Cimpor has said it plans to restructure its industrial holdings in China after acquiring 60 pct of the Shandong Liuyuan New Type Cement Development Co, Ltd for about EUR2m though its 80 per cent-owned Cimpor Chengtong unit.
In a statement, Cimpor said that the acquisition and subsequent reorganisation of its stakes in China will boost its cement production with own clinker capacity to 28Mta and allow it to extract more value from China’s high growth potential in cement.
Following the acquisition, Cimpor plans to subscribe cash to an increase in the share capital at Cimpor Chengtong to HK$245.3m from its current HK$10,000 in cash, in proportion to its 80 per cent stake in the company.
Its partner in the business, China Chengtong Cement Group plans to subscribe to the capital increase by committing its Sea-Land Mining unit to Cimpor Chentong.
Sea-Land Mining’s only asset is a 71 per cent stake in a cement grinding mill near Shanghai.

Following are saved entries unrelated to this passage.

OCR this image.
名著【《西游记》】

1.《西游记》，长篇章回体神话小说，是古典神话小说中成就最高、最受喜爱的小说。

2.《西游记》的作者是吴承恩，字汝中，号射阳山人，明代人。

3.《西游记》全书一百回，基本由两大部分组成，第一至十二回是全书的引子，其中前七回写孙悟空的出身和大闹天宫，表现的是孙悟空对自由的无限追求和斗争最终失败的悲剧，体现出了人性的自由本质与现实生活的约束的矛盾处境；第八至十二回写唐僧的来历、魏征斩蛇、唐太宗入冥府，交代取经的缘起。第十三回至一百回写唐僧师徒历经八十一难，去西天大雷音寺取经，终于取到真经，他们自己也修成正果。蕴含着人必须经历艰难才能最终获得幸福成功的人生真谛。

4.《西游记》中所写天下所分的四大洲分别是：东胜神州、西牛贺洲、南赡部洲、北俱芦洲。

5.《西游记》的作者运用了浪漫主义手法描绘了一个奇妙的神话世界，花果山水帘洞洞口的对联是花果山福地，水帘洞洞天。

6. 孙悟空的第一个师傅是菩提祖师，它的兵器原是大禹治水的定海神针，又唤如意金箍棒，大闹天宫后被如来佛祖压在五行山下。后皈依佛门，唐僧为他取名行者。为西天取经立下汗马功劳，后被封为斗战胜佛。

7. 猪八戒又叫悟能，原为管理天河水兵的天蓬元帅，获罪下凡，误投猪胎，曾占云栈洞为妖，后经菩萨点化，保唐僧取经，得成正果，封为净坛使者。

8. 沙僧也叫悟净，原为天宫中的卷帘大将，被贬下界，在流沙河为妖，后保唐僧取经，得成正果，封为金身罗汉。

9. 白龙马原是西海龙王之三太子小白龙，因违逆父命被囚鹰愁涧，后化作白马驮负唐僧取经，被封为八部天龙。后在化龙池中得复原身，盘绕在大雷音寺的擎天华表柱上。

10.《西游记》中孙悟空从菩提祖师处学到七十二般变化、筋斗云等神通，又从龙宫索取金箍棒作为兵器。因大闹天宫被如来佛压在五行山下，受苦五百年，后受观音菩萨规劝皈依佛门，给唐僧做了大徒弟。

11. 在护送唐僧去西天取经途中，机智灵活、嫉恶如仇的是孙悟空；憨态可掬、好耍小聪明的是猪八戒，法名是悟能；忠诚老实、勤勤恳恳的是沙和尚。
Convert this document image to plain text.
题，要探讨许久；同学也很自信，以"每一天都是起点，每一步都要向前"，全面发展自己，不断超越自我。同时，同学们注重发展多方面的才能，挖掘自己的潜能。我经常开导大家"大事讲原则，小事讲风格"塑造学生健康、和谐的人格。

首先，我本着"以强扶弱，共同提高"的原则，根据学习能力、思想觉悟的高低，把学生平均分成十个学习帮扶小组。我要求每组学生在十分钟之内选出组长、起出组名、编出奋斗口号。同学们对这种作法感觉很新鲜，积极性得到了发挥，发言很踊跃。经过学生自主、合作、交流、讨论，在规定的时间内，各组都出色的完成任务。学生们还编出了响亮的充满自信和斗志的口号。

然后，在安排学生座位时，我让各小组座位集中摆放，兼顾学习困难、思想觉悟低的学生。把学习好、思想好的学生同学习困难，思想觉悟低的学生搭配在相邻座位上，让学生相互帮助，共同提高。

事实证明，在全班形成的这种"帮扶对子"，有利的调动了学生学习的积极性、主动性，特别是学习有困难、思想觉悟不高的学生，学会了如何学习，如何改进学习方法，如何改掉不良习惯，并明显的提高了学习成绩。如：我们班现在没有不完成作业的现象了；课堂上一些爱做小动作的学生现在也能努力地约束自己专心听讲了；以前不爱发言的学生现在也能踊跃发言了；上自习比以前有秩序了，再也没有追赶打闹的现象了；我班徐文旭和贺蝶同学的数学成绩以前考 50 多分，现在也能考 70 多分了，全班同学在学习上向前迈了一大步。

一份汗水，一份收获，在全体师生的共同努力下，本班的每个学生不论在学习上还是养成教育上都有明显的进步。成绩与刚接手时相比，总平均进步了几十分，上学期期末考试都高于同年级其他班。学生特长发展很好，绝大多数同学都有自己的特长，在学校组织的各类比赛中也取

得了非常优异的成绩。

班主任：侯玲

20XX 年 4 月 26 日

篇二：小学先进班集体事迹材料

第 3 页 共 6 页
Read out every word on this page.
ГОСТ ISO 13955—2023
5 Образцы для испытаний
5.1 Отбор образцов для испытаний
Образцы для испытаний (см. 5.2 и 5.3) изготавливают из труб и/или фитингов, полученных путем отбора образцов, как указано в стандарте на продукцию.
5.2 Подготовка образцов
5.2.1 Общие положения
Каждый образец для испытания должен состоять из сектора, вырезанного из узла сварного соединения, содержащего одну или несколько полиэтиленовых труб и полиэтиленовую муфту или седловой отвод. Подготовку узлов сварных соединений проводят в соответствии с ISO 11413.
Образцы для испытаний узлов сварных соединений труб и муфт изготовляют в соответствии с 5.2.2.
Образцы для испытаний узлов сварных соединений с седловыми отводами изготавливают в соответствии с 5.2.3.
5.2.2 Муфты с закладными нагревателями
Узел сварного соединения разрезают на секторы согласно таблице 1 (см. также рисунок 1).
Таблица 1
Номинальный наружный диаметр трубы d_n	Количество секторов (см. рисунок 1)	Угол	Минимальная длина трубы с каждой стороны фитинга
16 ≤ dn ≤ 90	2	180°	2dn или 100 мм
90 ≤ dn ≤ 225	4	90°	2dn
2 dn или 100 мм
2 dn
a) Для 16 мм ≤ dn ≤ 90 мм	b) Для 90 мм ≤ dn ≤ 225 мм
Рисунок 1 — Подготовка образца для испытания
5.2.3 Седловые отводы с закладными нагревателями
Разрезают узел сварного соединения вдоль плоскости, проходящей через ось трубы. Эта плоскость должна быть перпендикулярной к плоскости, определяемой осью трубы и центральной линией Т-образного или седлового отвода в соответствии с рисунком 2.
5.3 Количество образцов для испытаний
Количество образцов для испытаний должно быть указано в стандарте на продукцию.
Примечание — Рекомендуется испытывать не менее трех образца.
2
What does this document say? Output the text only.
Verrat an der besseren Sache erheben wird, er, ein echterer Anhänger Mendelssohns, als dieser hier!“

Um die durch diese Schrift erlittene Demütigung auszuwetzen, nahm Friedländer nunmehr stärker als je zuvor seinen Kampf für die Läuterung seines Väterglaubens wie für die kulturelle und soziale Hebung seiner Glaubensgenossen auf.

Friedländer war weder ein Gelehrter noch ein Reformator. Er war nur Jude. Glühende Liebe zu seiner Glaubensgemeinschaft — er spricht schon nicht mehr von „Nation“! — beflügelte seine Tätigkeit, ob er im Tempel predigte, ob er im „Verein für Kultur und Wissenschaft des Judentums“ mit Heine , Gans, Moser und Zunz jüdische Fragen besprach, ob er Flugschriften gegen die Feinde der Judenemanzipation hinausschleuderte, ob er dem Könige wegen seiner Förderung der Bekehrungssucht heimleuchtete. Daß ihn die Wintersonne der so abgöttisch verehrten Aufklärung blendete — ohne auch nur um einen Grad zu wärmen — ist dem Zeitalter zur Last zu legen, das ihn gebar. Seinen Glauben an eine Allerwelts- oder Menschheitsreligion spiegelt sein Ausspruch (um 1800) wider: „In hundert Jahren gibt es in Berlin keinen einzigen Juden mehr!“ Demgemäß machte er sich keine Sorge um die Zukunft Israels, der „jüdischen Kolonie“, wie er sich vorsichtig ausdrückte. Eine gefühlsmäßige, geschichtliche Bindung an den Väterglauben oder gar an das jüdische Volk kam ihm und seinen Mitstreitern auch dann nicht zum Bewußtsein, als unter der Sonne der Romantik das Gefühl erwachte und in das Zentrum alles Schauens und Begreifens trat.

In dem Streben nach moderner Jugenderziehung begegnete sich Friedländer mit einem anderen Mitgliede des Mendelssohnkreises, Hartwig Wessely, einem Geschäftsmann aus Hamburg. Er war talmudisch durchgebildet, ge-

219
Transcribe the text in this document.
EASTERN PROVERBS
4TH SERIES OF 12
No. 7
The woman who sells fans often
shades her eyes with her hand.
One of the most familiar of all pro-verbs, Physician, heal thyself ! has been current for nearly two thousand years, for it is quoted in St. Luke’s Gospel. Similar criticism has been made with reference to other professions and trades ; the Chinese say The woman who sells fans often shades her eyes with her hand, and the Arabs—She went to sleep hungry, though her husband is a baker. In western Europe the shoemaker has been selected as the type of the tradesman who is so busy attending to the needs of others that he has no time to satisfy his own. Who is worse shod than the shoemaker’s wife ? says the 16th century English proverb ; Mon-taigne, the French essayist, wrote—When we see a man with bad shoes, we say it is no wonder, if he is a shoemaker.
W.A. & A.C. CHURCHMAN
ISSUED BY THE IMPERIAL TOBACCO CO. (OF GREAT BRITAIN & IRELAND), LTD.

When the acquisitions and capital hike are complete, Cimpor said it then plans to transfer its stake in Cimpor Chentong to a new company based in Macau called C+PA - Cimentos e Produtos Associados SA.
Cimpor Inversiones will hold 50 per cent of the new company and control its management, while two unnamed Chinese shareholders will have 25 per cent each, the company said.